You laughed, heartily amused by your little joke at my expense, then leaned in for the kill, eyes narrowed, lips quivering with suppressed triumph.

“Let me provide a relevant example. Your insistence on trafficking in archaic superstition marks you as a stupid twit, to be sure; but my naming you as such isn’t what makes it so. Genetics and happenstance—i.e., you being deprived of a proper education—have conspired to attract you to a variety of foolish notions that appeal to your underdeveloped sensibility. I could call you Einstein, and what difference would it make? You’d still be a stupid twit.”

I felt the sting of your words as surely as if I’d been slapped. Ah, but you were just beginning to work yourself into a righteous state, weren’t you? One that brooked no interference.

“Here’s another: Callista is from the Greek meaning ‘great beauty’ and yet you haven’t lived up to that particular promise, have you? Perhaps your mother didn’t possess the foresight to assign you a name which meant ‘she who can’t string two coherent thoughts together.’ That would have gone a long way toward proving your little theory, wouldn’t it?”

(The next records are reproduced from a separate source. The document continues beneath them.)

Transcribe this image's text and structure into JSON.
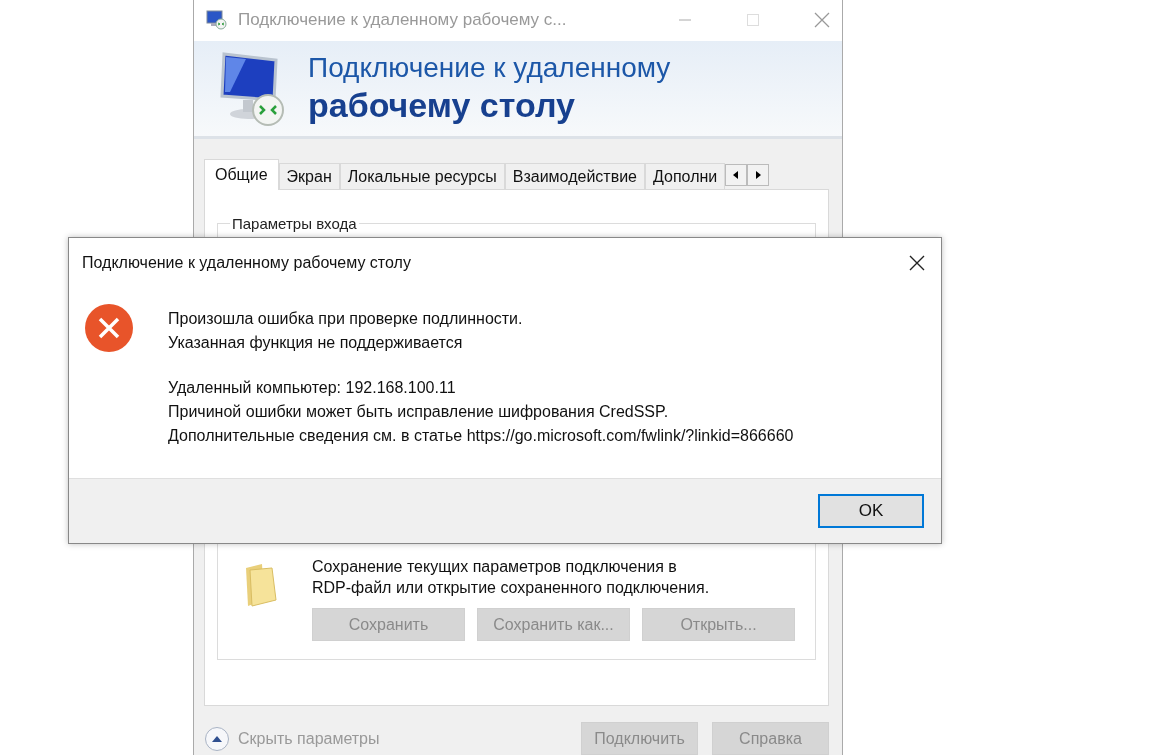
{
  "main_window": {
    "title": "Подключение к удаленному рабочему с...",
    "banner": {
      "line_1": "Подключение к удаленному",
      "line_2": "рабочему столу"
    },
    "tabs": [
      {
        "label": "Общие",
        "selected": true
      },
      {
        "label": "Экран",
        "selected": false
      },
      {
        "label": "Локальные ресурсы",
        "selected": false
      },
      {
        "label": "Взаимодействие",
        "selected": false
      },
      {
        "label": "Дополни",
        "selected": false
      }
    ],
    "login_group": {
      "title": "Параметры входа"
    },
    "save_group": {
      "description_lines": [
        "Сохранение текущих параметров подключения в",
        "RDP-файл или открытие сохраненного подключения."
      ],
      "buttons": [
        {
          "label": "Сохранить",
          "disabled": true
        },
        {
          "label": "Сохранить как...",
          "disabled": true
        },
        {
          "label": "Открыть...",
          "disabled": true
        }
      ]
    },
    "options_toggle": {
      "label": "Скрыть параметры",
      "disabled": true
    },
    "footer_buttons": [
      {
        "label": "Подключить",
        "disabled": true
      },
      {
        "label": "Справка",
        "disabled": true
      }
    ]
  },
  "error_dialog": {
    "title": "Подключение к удаленному рабочему столу",
    "message_lines": [
      "Произошла ошибка при проверке подлинности.",
      "Указанная функция не поддерживается"
    ],
    "detail_lines": [
      "Удаленный компьютер: 192.168.100.11",
      "Причиной ошибки может быть исправление шифрования CredSSP.",
      "Дополнительные сведения см. в статье https://go.microsoft.com/fwlink/?linkid=866660"
    ],
    "ok_button": {
      "label": "OK",
      "default": true
    }
  }
}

And your final coup de grace: “Callista, your attempts at intelligent conversation literally suck the air out of the room. I’m headed to the club; I need to breathe.”

“I’m pregnant. A girl.”

My words were strangled, the sentences pushed unwillingly out into the world through the constricted passageway of my throat. But you heard them well enough. Your surprise and, yes, your anger were overtaken almost immediately by calculation: What injury would this new information allow you to inflict?

You chose a bluntly cruel, if predictable path: “Shall she be called Rose, then, as if she might have the slightest chance of living up to such a name? Although it’s ordinary enough, I suppose.”

You clapped your hands like a schoolyard bully whose found another creature to torture.

“I’ve come up with a most excellent idea,” you crowed. “Let’s call her Porcus. The more common Latin word for piglet, my dear. We can see whether her name consigns her to her destiny after all. I’d wager she has an even chance of living up to her appellation either way.”

You laughed, absolutely taken with your cleverness. Pivoting on one heel, you made your grand exit, theatrically slamming the door on your way out.

Alone in the hallway, I rested my hands on my stomach and spoke aloud.

“I have another idea. What do you think of the name Nemesis? She is the Greek goddess of retribution and revenge. Shall we name you after this most fearsome female? Will your destiny be to—?”

My soliloquy was cut off by the squeal of tires, accompanied by a loud thump, and then a silence that seemed to last an eternity.

I held my breath until I heard the confirming cacophony that accompanies an unexpected tragedy: the screams, the running feet, the cries of “Call an ambulance!” “Oh my God!” and the like.

I stood stock-still, hardly daring to breath. Then I felt something move within me, although it was weeks too early. A kick or perhaps a tiny fist pressing gently against my stomach. I patted my barely perceptible bulge and smiled.

“You are your mother’s daughter, aren’t you little one? I don’t think we need to saddle you with an intimidating name, though. I believe you’ll make a perfectly exquisite Rose.”